P.S. The paper even shows some limitation of sum-of-logs potential.
That is, one can prove satisfiability of access lemma via sum-of-logs potential to only the local algorithm.
Interpretation of sum-of-logs potential
There is another way to define the potential of BST in Georgakopoulos and McClurkin's paper which is essentially the same as sum-of-logs potential in Sleator Tarjan's paper. But this gives good intuition to me.
Now I switch to the notation of the paper.

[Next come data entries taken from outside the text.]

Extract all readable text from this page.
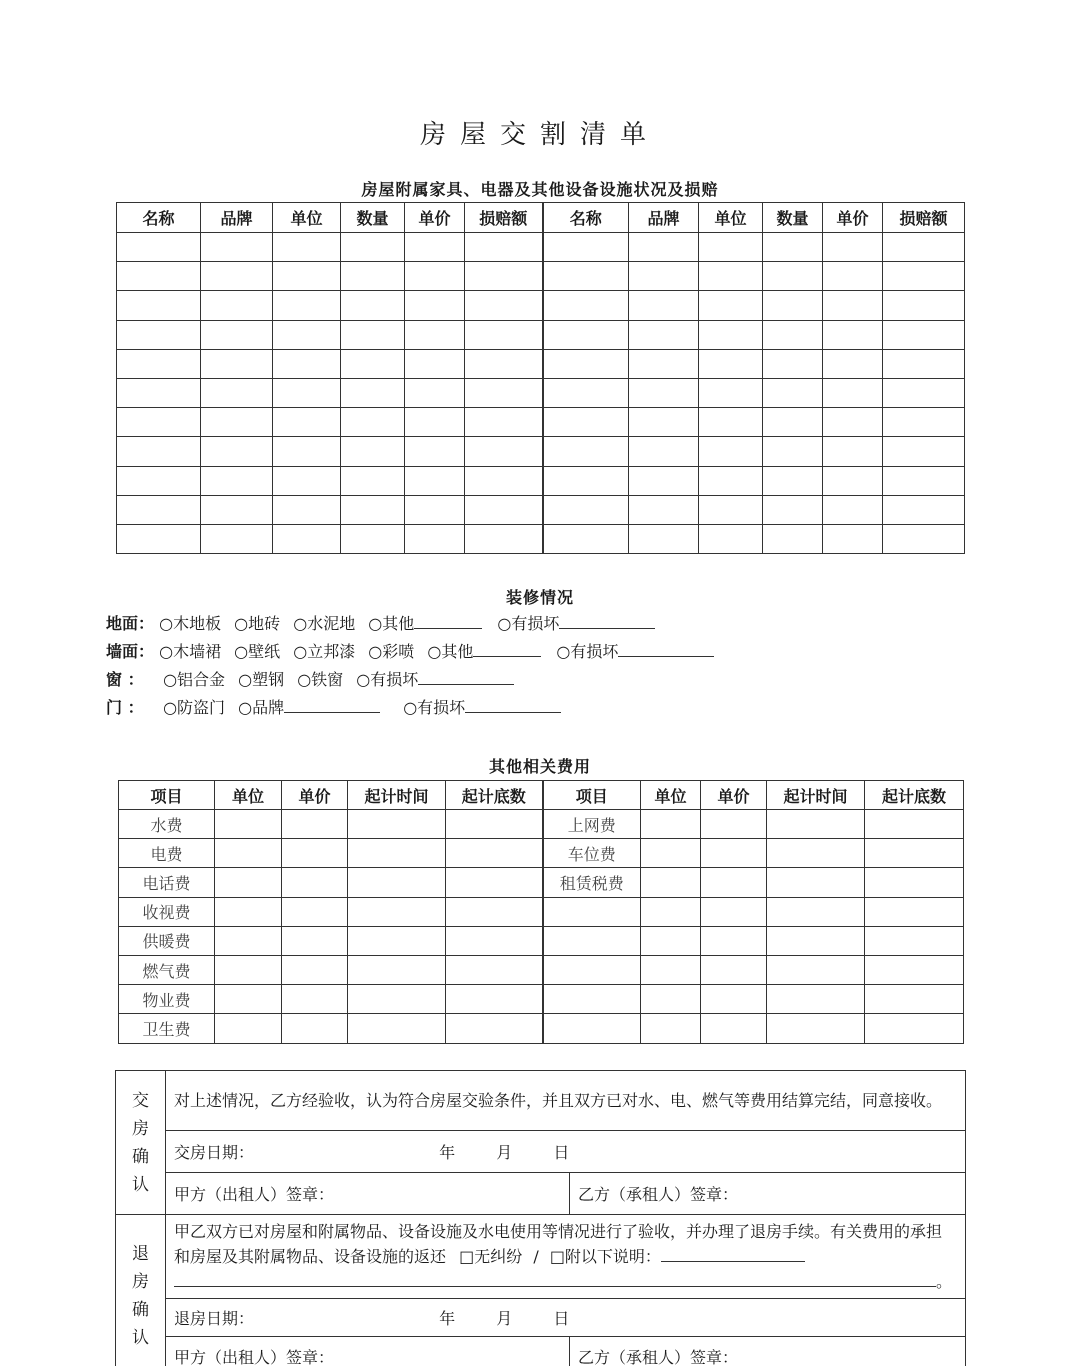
房屋交割清单
房屋附属家具、电器及其他设备设施状况及损赔
名称	品牌	单位	数量	单价	损赔额	名称	品牌	单位	数量	单价	损赔额

装修情况
地面： ○木地板 ○地砖 ○水泥地 ○其他	○有损坏
墙面： ○木墙裙 ○壁纸 ○立邦漆 ○彩喷 ○其他	○有损坏
窗 ： ○铝合金 ○塑钢 ○铁窗 ○有损坏
门 ： ○防盗门 ○品牌	○有损坏
其他相关费用
项目	单位	单价	起计时间	起计底数	项目	单位	单价	起计时间	起计底数
水费					上网费				
电费					车位费				
电话费					租赁税费				
收视费									
供暖费									
燃气费									
物业费									
卫生费									
交
房
确
认	对上述情况，乙方经验收，认为符合房屋交验条件，并且双方已对水、电、燃气等费用结算完结，同意接收。	
	交房日期： 年 月 日	
	甲方（出租人）签章：	乙方（承租人）签章：

退
房
确
认	甲乙双方已对房屋和附属物品、设备设施及水电使用等情况进行了验收，并办理了退房手续。有关费用的承担和房屋及其附属物品、设备设施的返还 □无纠纷 / □附以下说明：
。	
	退房日期： 年 月 日	
	甲方（出租人）签章：	乙方（承租人）签章：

We assign a weight $w(u)$ to every node $u$. Let $W(u)$ be the sum of the weight of $u$'s subtree. (This is just the size of $u$'s subtree when the weight of every node is one.)
Now, instead of defining the rank on the nodes, we define the rank to the edges, which they called progress factor.
$$pf(e)=\log(W(u)/W(v)).$$
And the potential of tree $S$ is
$$\Phi(S) = \sum_{e\in S} pf(e).$$
This potential has a natural interpretation: if during a search we traverse an edge $(u,v)$ we reduce the search space from the descendants of $u$ to the descendants of $v$, a frantional reduction of $W(u)/W(v)$. Our progress factor is a logarithmic measure of this 'progress', hence its name. [From Section 2.4]
Observe that this is almost equal Sleator Tarjan's potential, and it is additive on paths.
edit: It turns out that this alternative definition and the intuition behind it was described long ago by Kurt Mehlhorn. See his book "Data Structures and Algorithms" Volume I, Section III. 6.1.2 Splay Trees, pages 263 - 274.